Da forma como está, o Irã é uma das oito melhores seleções e está programado para enfrentar a Suíça nas oitavas de final. Para garantir uma vaga na fase eliminatória, o Irã só precisa de um dos seguintes: A Croácia perde para Gana no Grupo L; A República Democrática do Congo não conseguiu vencer o Uzbequistão no Grupo K (a menos que o Uzbequistão vencesse por pelo menos sete golos); Argélia ou Áustria vencem o encontro do Grupo J.

A partida foi considerada uma ‘Partida do Orgulho’ pelos organizadores locais, pois ocorreu no fim de semana do Orgulho, que celebra a comunidade LGBTQ+ e culmina em uma marcha massiva por Seattle no domingo.

Deu origem a queixas por parte do Irão – onde a homossexualidade é ilegal – e do Egipto, onde casais do mesmo sexo podem ser presos por “impureza”, “actos ofensivos” e “fornicação”.

Apesar dos protestos, o jogo continuou, gerando temores de agitação em Seattle. Houve confrontos na tarde de sexta-feira, principalmente entre diferentes facções de torcedores iranianos.

Antes do início, alguns setores da multidão saudaram novamente o hino nacional iraniano. Enquanto isso, nas ruas ao redor do Campo Lumen, ocorreram protestos antigovernamentais e confrontos entre apoiadores iranianos.

Certamente, o número de bandeiras iranianas pré-revolucionárias – proibidas pela FIFA – reduziu o número de bandeiras do Orgulho LGBT no centro de Seattle. Perto dos portões do estádio, as tensões entre os apoiadores de Israel e da Palestina também chegaram ao auge.

RANKING PRINCIPAL – O PRIMEIRO LANÇAMENTO É NOCAUTE – NÃO PARE
Equipe Jogado Ganho Levado PERDIDO PARA AMIN I Diferenças de propósito PENSAMENTOS
1. Suécia 3 1 1 1 7 7 0 4
2. Equador 3 1 1 1 2 2 0 4
3. Bósnia e Herzegovina 3 1 1 1 5 6 -1 4
4. Paraguai 3 1 1 1 2 4 -2 4
5. Senegal 3 1 0 2 8 6 2 3
6. Irã 3 0 3 0 3 3 0 3
7. Croácia 2 1 0 1 3 4 -1 3
8. Representante da Coreia 3 1 0 2 2 3 -1 3
9. Argélia 2 1 0 1 2 4 -2 3
10. Escócia 3 1 0 2 1 4 -3 3
11. Uruguai 3 0 2 1 3 4 -1 2
12. Congo RD 2 0 1 1 1 2 -1 1

Mahmoud Saber abre o placar para o Egito após apenas cinco minutos no confronto do Grupo G

Ramin Rezaeian empatou para o Irã poucos minutos depois de Mehdi Taremi perder um pênalti.

Um torcedor carregava uma bandeira de arco-íris no Estádio Lumen para a partida entre Egito e Irã

Um protesto contra o regime iraniano foi realizado fora do estádio antes do jogo de sexta-feira.
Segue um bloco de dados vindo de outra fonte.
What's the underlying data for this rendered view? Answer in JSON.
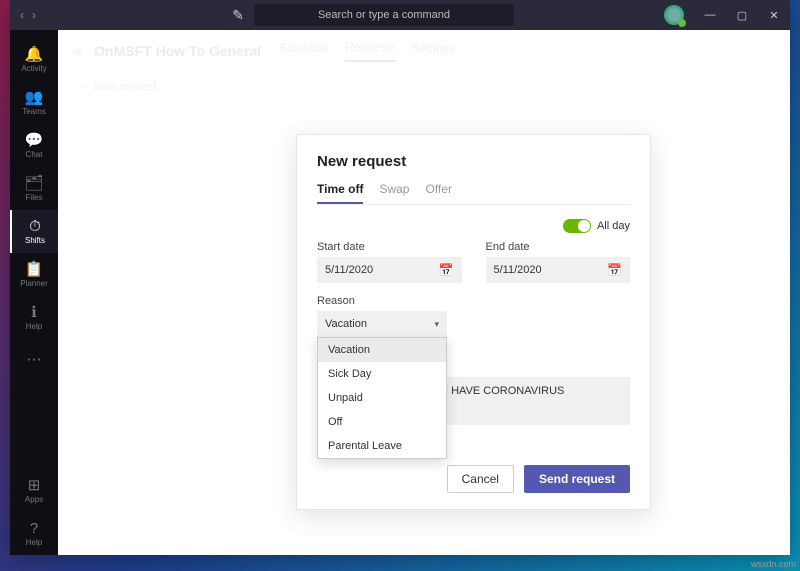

O hino nacional iraniano foi novamente saudado por alguns setores da multidão

Dentro do Lumen Field, o ativista de direitos humanos de longa data, Peter Tatchell, organizou o protesto segurando uma placa que dizia: “Irã e Egito proíbem jogadores de futebol gays. É contra as regras da FIFA. Ele disse que os dirigentes do estádio tentaram obter sua assinatura.

Em campo, o Egito abriu vantagem logo no início, depois que o chute de Mohamed Salah do goleiro iraniano Alireza Beiranvand desviou na direção de Mahmoud Saber, cujo remate foi para a rede.

O Irã assumiu a liderança poucos minutos depois, quando Mehdi Taremi foi cabeceado por Mohamed Abdelmonem dentro da área. Mas Taremi foi negado pelo guarda-redes egípcio Mostafa Shobeir.

No entanto, houve poucos problemas, com Ramin Rezaeian empatando pelo lado estreito. Isso significava entrar nos acréscimos do segundo tempo, o Grupo G ainda estava no fio da navalha. O Irã pensou que tinha vencido no final, mas o VAR interveio.